Geçen haftalarda Kadıköy Meclisi’nin yaptığı eylem de vardı aslında. Eylemde salt Kaz Dağları değil devletin topyekün katletmeye yeltendiği Munzur Vadisi, Hasankeyf, Salda Gölü için de yapıldı.

Birleşik olarak hepsine karşı durma girişimiydi aslında.

Evet, aslında zaten saldırı artık tek bir bölgeye değil. Batısından doğusuna, kuzeyinden güneyine her doğa, tarih alanını ranta ve sermayeye peşkeş çekme durumu var.

Bu da aslında hem ekonomik hem de politik alanda sıkışmışlığın dışa vurumu, insanlar da bunu net bir şekilde görüyorlar. Yani yiye yiye en sonunda buralara kadar gelinmiş.

Kaz Dağları’nda 200 bin ağacın kesilmesi, Hasankeyf’te 12 bin yıllık tarihin yok edilmesi noktasına gelmek demek aslında tükenmişliğin halk tarafından farkına varılması demek.

Bugün ki AKP-MHP saray iktidarının ne derece tükenmiş olduğunu fark edemezsek işte o tükenmişlik Kaz Dağları’nda 200 bin ağacı katleder, Hasankeyf’te 12 bin yıllık tarihi tıpkı Suriye’de IŞID’çilerin Palmira’da yaptığı havaya uçurur.

Dolayısıyla bir tükenmişlik var ve bu tükenmişlik kendini korumak için Anadolu’yu tüketiyor.

Bunun için artık Kaz Dağları’nın, Munzur’un, Salda’nın, Hasankeyf’in ve adını sayamayacağımız birçok yerin korunma ihtiyacı artık hava gibi su gibi bir ihtiyaç haline gelmiştir.

Yani Kaz Dağları örneğinde olduğu gibi orada ‘siyanürle’ altın aramak demek orada kansere neden olacak demek.
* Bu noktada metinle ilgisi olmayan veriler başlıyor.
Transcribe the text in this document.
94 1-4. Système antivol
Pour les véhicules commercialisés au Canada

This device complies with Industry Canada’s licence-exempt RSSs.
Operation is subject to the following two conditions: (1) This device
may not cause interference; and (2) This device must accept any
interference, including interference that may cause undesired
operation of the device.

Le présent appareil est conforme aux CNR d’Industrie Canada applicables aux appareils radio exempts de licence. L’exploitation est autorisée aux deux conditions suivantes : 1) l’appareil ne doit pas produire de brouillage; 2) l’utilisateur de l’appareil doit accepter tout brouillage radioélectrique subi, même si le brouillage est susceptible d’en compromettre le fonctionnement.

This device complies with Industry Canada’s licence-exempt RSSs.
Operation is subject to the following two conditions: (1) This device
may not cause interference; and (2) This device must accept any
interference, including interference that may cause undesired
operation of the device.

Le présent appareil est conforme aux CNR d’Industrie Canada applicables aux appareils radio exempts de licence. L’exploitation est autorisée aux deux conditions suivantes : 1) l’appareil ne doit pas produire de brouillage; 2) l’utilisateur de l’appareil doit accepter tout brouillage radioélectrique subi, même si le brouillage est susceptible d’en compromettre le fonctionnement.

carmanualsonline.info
Yani oraya bakış eğer ekonomik çıkarlarımız iyiyse çıkarılabilir olarak değerlendiriliyorsa bu büyük bir yanılgı. Orada bütün altın çıkarılsa bile, halkların kanser olması gerçeği nasıl ötelenecek?

Mesele aslında o sözde de dediği gibi; “Son ırmak kuruduğunda, son balık yok olduğunda beyaz adam anlayacak paranın yenmeyecek bir şey olduğunu.” Burada da umarım biz sonradan anlamayız altının yenmeyecek bir şey olduğunu.

Kadıköy Demokrasi Meclisi Kimdir?

Demokrasi Meclisi, Kadıköy’de 16 Nisan referandumu öncesinde ‘Hayır Meclisleri’ olarak bir araya gelen DKÖ’lerin ve bireylerin de içinde bulunduğu birleşik mücadele alanının devamı olarak çalışmalarını sürdürüyor.